When Premier Houston was asked recently when he would change Ms. Oldfield’s interim status; he bristled with annoyance and promptly denigrated critics, doubling down by shaming them for daring to criticize. Undoubtedly, the weight of the many challenges at hand is taking a toll on the premier but unless bridges are built with those critics, the premier’s aggressive and transformative agenda will never be realized.
Change management requires two elements to be successful; one is content experts who are respected by those that they lead and secondly, and perhaps more importantly, champions on the front lines to implement the changes needed. For last two decades we have lacked both and so we are in a mess. The old saying applies, “when you hold a hammer in your hand, everything looks like a nail.”
In these unprecedented times, politicians and bureaucrats need to understand that a nuanced approach is required otherwise they will appear disorganized, confused and misguided.
People are dying waiting for treatment, countless others are suffering. We need immediate action to address critical situations in communities that were promised better. Recently one of my neighbours waited three hours for an ambulance to respond to an urgent appeal for help. The ambulance had to come from Antigonish and then had to return to Antigonish (208 kilometres) because the two nearest health facilities were closed. The patient had sepsis and was admitted. Another young patient injured in an ATV roll-over had to wait for an ambulance to respond from Sydney. We must do better!
We can do better but first we must restore a sense of trust in our system so that both workers and consumers feel their opinions have value. Both need to know that the people managing the system actually do know the business and have experience and training that qualifies them as change managers.
It is discouraging to have four politicians hold a news conference to talk about alternative models of health care delivery, make pronouncements on how they will fix the system without a single content expert at that news conference to assure people that their leaders have consulted with them. On the contrary, there is ample evidence that we got into this mess because politicians had all the answers when they clearly were motivated by political expediency rather than evidence.

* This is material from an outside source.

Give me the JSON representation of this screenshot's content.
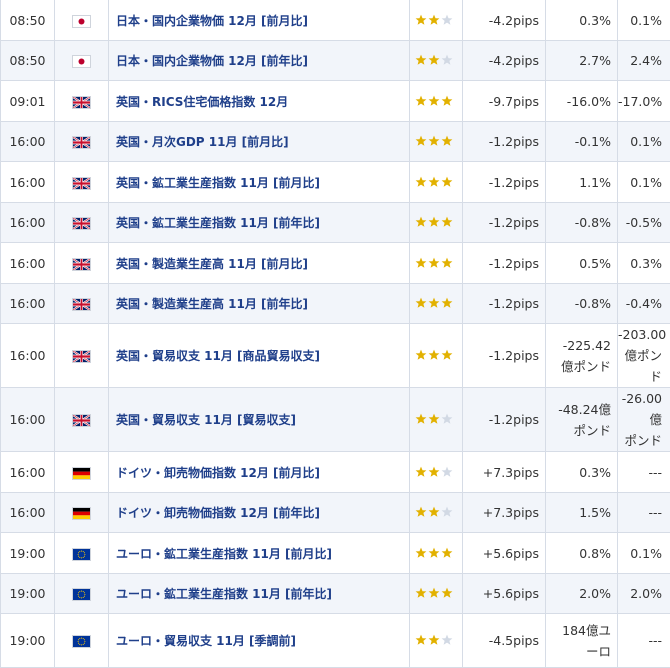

Once again, without credibility trust cannot be built. Without trust, no one will go the extra mile. In a crisis, as in war, it is not the usual approach that wins the day, it is the extraordinary effort. We will not find enough of the new nurses and physicians we need to fix this problem in the short term so it behooves everyone to roll up their sleeves as we are in for a very tough five years, likely longer.
The very least the politicians can do is get out of the way while enabling those who know the business do their work. We have to reevaluate the model of care because the current model is broken. When two large urban emergency centres are telling their patrons to stay away, as Moncton and St John have done recently, there is no further proof needed that the system is not coping, and that is before the flu season and the fall COVID-19 surge are upon us.
This is not scaremongering but a reality check that should make citizens demand that our health governance model be transparent, accountable and welcoming of input even from those who are not friendly to the governing establishment.